All of the people who had been friends at school were invited to a party in Wilmette, Illinois, by Rick Rafanello.  Rick is a great guy who’s always eager to share fun, so the turnout was excellent.  Colin was there too.  At one point, Paulie called me over and said, “You have to hear this.”  Colin was talking about déjà vu and psychologically strange occurrences.

He restarted the story for me about this time almost a year before that he dropped in unannounced on some old friends from Massachusetts.  They treated him like a leper.

Colin knocked at the door, and the lady of the house answered, “Nice of you to show up!” she snarled.  Everyone else in the house was equally upset and made comments to that effect.  Colin didn’t understand, and finally asked what people were talking about.  He was told about these two late night collect calls where we told the family he was coming but never showed.  They talked about the gin & tonics and ham sandwiches they had prepared for him at his insistence.  Colin thought that sounded like something he might say.

He went on and on with this story, and couldn’t figure out how he had forgotten or blacked-out that he had made these calls.  He was genuinely concerned for his own mental health.  He had no way to know or reason to expect that anyone would know those old friends in Massachusetts, and would call them as him.

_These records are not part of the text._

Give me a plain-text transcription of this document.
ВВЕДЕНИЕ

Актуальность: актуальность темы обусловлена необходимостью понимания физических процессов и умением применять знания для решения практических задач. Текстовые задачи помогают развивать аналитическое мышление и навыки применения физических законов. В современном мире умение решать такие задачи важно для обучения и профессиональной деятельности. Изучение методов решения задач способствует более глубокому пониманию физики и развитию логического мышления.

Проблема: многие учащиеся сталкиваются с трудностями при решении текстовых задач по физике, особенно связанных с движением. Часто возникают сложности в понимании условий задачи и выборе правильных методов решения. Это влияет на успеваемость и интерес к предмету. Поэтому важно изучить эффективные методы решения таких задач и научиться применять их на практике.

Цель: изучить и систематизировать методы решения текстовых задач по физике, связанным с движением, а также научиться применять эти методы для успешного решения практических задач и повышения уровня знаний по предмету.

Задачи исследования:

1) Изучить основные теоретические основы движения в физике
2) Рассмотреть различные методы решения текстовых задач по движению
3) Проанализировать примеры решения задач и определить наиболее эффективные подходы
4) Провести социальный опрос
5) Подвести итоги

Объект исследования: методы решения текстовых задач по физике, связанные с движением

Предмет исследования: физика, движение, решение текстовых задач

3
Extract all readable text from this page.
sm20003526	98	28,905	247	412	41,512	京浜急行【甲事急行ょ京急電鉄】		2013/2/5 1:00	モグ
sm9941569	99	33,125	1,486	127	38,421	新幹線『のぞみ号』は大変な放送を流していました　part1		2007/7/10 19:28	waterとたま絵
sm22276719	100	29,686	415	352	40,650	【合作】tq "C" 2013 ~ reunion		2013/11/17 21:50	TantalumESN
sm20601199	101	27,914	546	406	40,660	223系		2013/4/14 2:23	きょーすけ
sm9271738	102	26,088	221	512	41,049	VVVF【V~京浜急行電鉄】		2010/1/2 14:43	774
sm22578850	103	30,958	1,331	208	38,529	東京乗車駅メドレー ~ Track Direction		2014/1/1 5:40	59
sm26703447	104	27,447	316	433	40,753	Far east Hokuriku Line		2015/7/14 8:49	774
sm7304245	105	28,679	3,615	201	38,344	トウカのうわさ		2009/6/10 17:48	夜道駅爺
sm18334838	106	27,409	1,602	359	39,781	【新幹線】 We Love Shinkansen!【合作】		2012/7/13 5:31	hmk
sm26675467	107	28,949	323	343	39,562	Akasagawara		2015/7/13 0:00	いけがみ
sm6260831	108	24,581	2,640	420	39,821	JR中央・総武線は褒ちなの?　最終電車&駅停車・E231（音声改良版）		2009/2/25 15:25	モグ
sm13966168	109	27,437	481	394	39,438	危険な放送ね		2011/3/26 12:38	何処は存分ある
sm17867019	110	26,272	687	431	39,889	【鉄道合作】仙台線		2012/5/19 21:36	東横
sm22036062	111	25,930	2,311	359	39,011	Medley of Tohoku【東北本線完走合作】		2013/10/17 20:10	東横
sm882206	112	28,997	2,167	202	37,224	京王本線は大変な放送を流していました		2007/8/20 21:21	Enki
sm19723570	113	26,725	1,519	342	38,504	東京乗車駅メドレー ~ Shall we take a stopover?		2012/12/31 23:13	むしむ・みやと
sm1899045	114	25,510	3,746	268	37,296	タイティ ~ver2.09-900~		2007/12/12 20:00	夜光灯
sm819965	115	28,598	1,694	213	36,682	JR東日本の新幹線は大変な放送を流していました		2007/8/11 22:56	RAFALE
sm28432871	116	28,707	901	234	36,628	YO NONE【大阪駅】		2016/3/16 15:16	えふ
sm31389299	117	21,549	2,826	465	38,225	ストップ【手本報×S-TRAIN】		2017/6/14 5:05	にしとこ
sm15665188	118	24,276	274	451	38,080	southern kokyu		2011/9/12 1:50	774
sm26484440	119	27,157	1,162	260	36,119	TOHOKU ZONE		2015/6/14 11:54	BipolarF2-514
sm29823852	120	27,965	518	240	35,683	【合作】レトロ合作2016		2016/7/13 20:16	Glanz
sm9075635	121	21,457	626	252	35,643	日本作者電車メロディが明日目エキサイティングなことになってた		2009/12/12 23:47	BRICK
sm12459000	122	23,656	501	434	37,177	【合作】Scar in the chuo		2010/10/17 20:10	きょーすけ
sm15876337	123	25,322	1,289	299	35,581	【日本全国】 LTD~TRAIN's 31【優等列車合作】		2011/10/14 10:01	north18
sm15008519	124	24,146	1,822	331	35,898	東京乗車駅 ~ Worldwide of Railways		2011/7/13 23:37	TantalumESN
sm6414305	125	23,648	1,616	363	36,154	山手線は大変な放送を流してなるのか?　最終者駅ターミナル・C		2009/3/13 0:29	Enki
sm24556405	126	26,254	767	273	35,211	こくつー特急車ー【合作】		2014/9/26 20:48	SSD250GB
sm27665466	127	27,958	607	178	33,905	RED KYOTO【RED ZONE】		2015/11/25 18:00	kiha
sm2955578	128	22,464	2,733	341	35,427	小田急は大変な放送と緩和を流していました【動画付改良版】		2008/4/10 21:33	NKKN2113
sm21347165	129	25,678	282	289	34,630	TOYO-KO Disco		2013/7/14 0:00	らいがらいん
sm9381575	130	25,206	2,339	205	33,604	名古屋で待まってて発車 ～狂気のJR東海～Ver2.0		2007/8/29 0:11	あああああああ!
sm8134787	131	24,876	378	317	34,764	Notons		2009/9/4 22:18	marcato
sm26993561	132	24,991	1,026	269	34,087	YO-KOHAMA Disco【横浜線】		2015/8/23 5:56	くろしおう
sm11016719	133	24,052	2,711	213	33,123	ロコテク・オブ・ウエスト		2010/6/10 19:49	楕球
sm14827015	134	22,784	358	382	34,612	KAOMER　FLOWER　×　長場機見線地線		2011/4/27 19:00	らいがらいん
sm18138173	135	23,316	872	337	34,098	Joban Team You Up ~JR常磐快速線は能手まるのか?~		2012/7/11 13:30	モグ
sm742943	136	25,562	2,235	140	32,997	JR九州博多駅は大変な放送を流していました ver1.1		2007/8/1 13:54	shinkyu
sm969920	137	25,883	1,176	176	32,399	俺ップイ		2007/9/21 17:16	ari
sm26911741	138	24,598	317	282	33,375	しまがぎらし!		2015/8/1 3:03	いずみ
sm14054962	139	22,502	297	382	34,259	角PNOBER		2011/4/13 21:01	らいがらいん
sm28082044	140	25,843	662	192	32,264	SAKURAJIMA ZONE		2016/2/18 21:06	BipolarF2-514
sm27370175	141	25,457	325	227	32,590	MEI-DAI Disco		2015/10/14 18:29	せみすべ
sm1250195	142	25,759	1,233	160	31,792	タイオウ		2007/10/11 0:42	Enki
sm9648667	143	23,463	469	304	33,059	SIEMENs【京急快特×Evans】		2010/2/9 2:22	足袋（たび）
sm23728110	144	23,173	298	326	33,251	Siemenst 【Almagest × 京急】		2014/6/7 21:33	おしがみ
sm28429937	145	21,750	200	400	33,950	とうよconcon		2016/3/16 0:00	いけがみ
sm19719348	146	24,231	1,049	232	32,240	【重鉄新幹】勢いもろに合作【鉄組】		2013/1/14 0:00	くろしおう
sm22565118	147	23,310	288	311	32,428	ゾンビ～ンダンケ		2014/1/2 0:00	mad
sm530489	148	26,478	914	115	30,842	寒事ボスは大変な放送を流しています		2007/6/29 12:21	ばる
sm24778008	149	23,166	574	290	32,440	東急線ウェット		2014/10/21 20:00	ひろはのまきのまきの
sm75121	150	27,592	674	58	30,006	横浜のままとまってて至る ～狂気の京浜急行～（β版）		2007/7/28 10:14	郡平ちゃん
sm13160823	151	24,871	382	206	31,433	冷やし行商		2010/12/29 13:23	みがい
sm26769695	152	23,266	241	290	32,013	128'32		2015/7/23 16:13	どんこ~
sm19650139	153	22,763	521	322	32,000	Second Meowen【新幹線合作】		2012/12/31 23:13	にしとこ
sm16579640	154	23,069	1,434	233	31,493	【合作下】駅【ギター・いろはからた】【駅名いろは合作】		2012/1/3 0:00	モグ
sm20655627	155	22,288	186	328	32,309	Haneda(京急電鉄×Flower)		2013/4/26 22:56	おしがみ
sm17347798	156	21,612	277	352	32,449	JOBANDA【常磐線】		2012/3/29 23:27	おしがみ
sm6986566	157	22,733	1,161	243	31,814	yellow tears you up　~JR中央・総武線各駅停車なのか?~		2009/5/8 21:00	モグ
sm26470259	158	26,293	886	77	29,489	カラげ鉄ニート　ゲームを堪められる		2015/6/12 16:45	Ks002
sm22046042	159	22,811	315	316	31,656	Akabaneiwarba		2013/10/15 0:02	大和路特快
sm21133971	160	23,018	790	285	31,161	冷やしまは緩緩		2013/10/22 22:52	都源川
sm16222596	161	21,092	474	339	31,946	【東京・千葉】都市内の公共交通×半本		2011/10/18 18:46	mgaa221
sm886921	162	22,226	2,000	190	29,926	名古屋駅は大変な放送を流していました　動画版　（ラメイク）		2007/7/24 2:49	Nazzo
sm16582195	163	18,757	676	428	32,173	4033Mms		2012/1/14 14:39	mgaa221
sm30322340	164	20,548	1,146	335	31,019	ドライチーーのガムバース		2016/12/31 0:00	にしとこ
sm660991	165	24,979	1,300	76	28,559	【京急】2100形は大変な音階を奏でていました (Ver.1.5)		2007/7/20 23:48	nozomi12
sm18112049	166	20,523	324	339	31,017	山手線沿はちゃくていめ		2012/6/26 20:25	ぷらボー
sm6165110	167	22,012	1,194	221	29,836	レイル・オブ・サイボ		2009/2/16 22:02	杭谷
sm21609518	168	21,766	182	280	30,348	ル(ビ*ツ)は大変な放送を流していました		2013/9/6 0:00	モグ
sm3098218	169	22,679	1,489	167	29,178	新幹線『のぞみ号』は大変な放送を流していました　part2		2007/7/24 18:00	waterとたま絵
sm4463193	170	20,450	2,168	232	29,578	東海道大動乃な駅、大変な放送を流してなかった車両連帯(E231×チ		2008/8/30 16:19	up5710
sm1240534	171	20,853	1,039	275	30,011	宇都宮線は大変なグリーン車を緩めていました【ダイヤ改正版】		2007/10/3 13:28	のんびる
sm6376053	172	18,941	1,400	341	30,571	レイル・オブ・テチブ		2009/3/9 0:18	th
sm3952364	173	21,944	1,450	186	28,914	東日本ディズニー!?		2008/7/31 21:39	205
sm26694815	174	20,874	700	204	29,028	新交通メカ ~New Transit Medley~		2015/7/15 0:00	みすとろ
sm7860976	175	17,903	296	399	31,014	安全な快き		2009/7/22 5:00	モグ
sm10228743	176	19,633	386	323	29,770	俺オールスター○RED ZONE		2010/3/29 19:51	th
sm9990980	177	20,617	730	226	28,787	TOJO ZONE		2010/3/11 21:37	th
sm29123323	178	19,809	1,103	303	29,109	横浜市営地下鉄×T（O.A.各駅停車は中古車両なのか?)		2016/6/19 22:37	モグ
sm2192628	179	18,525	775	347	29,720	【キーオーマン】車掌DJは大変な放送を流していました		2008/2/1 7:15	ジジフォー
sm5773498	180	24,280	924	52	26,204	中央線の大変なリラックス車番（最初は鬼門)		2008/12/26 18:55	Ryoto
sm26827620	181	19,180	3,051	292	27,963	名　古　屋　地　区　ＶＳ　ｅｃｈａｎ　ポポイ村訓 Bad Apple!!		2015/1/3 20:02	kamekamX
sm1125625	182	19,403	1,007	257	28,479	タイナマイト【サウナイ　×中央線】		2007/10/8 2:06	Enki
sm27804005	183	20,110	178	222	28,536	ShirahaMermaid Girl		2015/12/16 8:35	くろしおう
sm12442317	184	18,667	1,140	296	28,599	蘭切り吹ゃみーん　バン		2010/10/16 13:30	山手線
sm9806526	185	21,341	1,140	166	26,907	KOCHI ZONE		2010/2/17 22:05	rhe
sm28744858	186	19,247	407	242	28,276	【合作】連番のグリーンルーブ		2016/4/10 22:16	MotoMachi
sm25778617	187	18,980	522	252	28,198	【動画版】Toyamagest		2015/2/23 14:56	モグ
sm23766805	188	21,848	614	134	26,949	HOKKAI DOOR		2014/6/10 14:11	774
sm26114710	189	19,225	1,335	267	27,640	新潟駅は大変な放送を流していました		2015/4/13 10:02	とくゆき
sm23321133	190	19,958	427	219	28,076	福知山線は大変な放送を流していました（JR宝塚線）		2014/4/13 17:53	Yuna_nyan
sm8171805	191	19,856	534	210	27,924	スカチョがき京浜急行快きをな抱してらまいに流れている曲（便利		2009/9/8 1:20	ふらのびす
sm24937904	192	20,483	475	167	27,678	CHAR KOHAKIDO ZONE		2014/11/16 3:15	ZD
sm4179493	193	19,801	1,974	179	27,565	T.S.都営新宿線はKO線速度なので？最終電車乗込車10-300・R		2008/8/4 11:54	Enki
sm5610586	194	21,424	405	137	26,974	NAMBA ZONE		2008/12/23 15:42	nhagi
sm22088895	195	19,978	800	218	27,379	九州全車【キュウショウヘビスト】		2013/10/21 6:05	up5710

To not admit making the call would have been cruel, plus the constant laughing during his story had to seem odd, so I told him it was me and what exactly had happened.  He promised retribution, but no one could set up such an elaborate and unexpected chain of events.  Serendipity is the best friend of the bored joker, and if you throw enough crap at a wall – eventually something sticks like this stuck to Colin.